USCCB president asks bishops to consider storm relief collection - Catholic Courier
Roads are covered in floodwaters caused by the remnants of Tropical Storm Ida in New Brunswick, N.J., Sept. 2, 2021, which brought drenching rain, flash floods and tornadoes to parts of the Northeast. (CNS photo by Drone Base/Reuters)

Roads are covered in floodwaters caused by the remnants of Tropical Storm Ida in New Brunswick, N.J., Sept. 2, 2021, which brought drenching rain, flash floods and tornadoes to parts of the Northeast. (CNS photo by Drone Base/Reuters)

USCCB president asks bishops to consider storm relief collection

WASHINGTON (CNS) — The president of the U.S. Conference of Catholic Bishops is asking bishops throughout the country to consider taking up a voluntary special collection to help in the recovery and the humanitarian response to Hurricane Ida.

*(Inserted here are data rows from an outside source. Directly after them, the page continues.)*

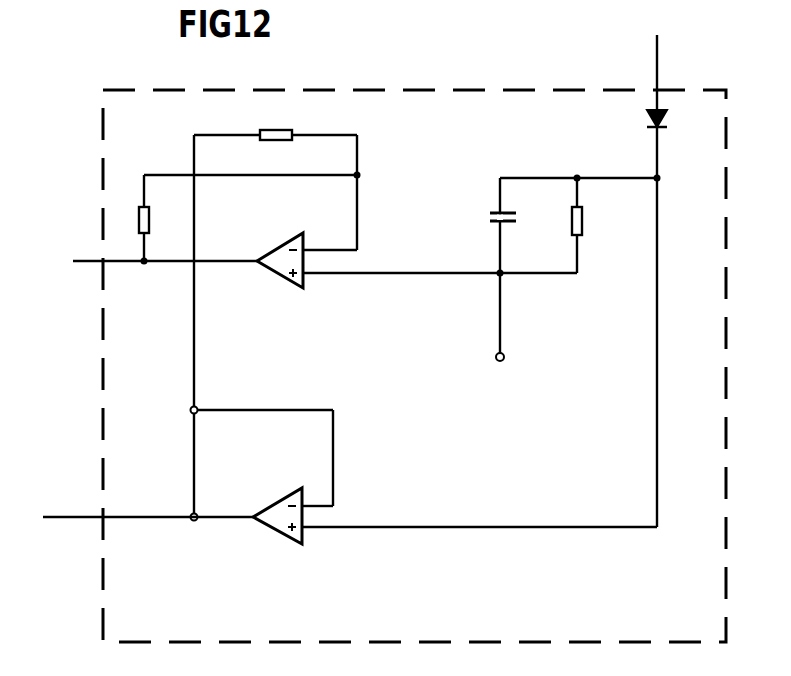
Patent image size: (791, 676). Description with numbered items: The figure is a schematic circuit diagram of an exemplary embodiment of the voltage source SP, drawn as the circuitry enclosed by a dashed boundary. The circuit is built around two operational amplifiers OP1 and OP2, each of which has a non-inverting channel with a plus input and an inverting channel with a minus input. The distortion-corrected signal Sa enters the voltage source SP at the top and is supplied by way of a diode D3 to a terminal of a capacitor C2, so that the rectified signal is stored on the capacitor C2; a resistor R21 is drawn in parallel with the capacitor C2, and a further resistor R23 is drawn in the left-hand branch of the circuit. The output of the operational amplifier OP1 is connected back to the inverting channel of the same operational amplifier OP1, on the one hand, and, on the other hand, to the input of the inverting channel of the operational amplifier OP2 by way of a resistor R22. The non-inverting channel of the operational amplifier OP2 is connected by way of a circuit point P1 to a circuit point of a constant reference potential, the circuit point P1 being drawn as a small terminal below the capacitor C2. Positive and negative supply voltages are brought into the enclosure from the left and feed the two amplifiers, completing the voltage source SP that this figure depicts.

The voltage source SP is at (414, 348).
The distortion-corrected signal Sa is at (672, 277).
The diode D3 is at (670, 119).
The resistor R22 is at (278, 152).
The resistor R23 is at (163, 218).
The resistor R21 is at (594, 222).
The capacitor C2 is at (487, 221).
The circuit point P1 is at (515, 361).
The operational amplifier OP2 is at (280, 277).
The operational amplifier OP1 is at (277, 534).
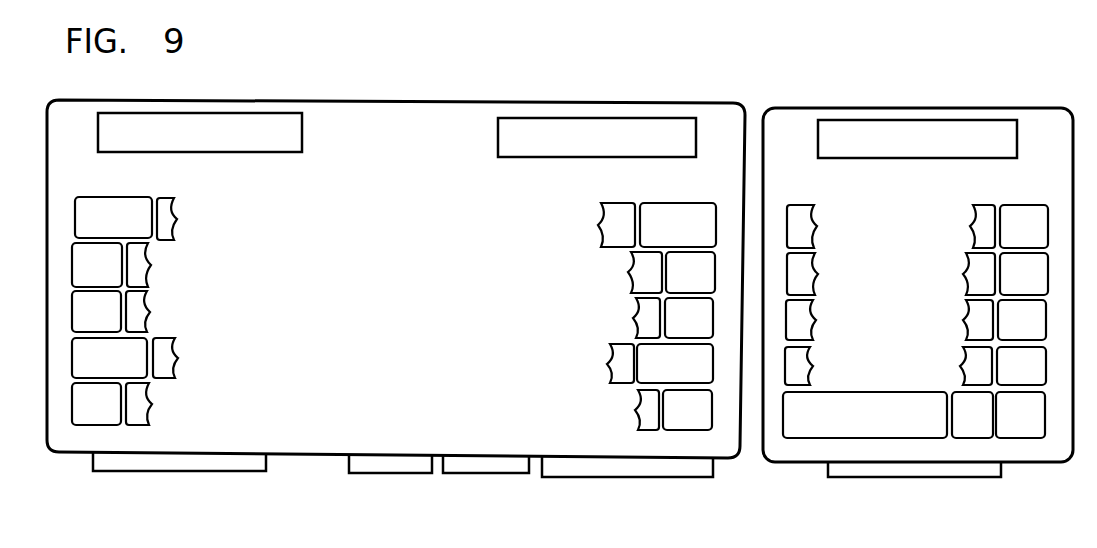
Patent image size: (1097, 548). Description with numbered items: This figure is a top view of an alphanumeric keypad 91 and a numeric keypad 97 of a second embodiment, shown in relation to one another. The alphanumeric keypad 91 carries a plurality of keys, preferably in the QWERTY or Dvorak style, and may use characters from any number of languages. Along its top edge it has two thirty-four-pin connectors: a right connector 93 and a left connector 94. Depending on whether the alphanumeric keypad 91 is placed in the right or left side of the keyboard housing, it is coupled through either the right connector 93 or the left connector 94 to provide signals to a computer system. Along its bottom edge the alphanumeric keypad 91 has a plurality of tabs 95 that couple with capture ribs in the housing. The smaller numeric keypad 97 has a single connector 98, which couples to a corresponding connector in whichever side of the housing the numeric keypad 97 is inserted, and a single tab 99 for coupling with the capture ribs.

The alphanumeric keypad 91 is at (401, 354).
The right connector 93 is at (681, 149).
The left connector 94 is at (286, 144).
The tabs 95 is at (632, 477).
The numeric keypad 97 is at (908, 359).
The connector 98 is at (1001, 152).
The tab 99 is at (905, 477).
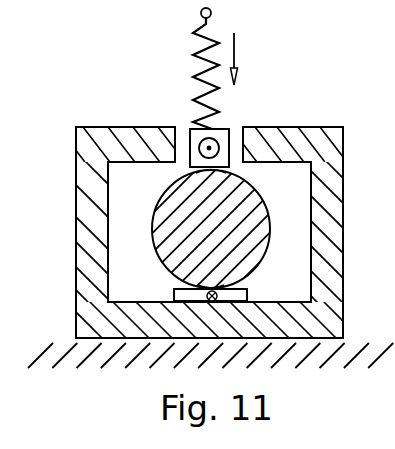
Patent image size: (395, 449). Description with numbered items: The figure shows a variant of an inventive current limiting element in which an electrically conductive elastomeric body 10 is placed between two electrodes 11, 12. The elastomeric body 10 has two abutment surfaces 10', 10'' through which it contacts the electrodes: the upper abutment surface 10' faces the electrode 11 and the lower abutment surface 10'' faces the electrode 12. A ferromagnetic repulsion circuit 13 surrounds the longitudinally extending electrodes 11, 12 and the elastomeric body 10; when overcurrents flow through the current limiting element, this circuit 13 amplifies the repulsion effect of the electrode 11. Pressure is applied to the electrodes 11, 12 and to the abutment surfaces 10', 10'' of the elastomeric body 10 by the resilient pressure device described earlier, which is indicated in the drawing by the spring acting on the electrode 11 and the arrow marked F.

The electrically conductive elastomeric body 10 is at (205, 230).
The abutment surface of the elastomeric body 10' is at (247, 182).
The abutment surface of the elastomeric body 10'' is at (250, 279).
The electrode 11 is at (228, 128).
The electrode 12 is at (175, 296).
The ferromagnetic repulsion circuit 13 is at (82, 188).
The applied force F is at (243, 59).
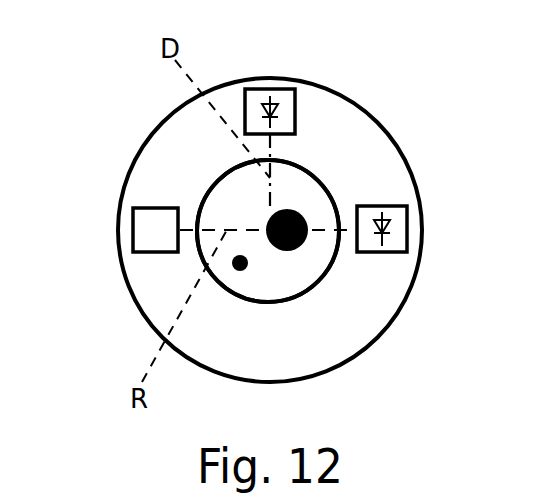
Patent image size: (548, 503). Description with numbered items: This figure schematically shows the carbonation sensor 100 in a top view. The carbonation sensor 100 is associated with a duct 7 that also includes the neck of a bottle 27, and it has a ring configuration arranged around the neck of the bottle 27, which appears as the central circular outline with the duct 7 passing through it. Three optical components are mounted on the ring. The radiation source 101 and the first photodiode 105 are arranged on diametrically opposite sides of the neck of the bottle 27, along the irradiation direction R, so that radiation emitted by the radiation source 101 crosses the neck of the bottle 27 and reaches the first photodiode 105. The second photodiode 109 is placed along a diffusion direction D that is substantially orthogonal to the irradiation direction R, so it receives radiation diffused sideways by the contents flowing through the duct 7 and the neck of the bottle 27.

The carbonation sensor 100 is at (128, 126).
The duct 7 is at (333, 195).
The neck of a bottle 27 is at (326, 286).
The second photodiode 109 is at (302, 112).
The first photodiode 105 is at (390, 262).
The radiation source 101 is at (158, 260).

Los Angeles Archbishop José H. Gomez said in a Sept. 8 letter to bishops that the funds collected would be distributed through the Bishops Emergency Disaster Fund to areas most impacted by the storm.

In his letter, the archbishop said funds would be used to support the pastoral and reconstruction needs of the Catholic Church in affected areas and also aid the response by Catholic Charities USA and possibly Catholic Relief Services.

“Funds will be used in response to the hurricane and the impact of subsequent flooding and tornadoes and any other disasters that occur and will be distributed where they are most needed,” the letter said.

“However, if such purpose(s) become unnecessary, impractical, or impossible to fill, USCCB may use such contributions for other emergency disaster relief where it is most needed as determined by the Committee on National Collections using its emergency response protocol,” the letter added.

Archbishop Gomez also wrote that he recognized that the continuing COVID-19 pandemic has imposed financial challenges on parishes and dioceses, but stressed that there is a growing need in communities impacted by the storm. He expressed hope that people would respond in such a time of need.

Ida made landfall in Louisiana Aug. 29 as one of the most powerful storms to strike the state. It caused extensive damage in the Gulf Coast region, knocking out power, destroying homes, buildings and churches, and causing extensive flooding.

The storm continued toward the Northeast, where it dropped heavy rains in New Jersey, New York, Pennsylvania and Connecticut, leading to massive flooding of homes, subways and streets. Through Sept. 7, Ida had claimed 89 lives in the U.S. Another 20 people died in Venezuela before Ida headed northward.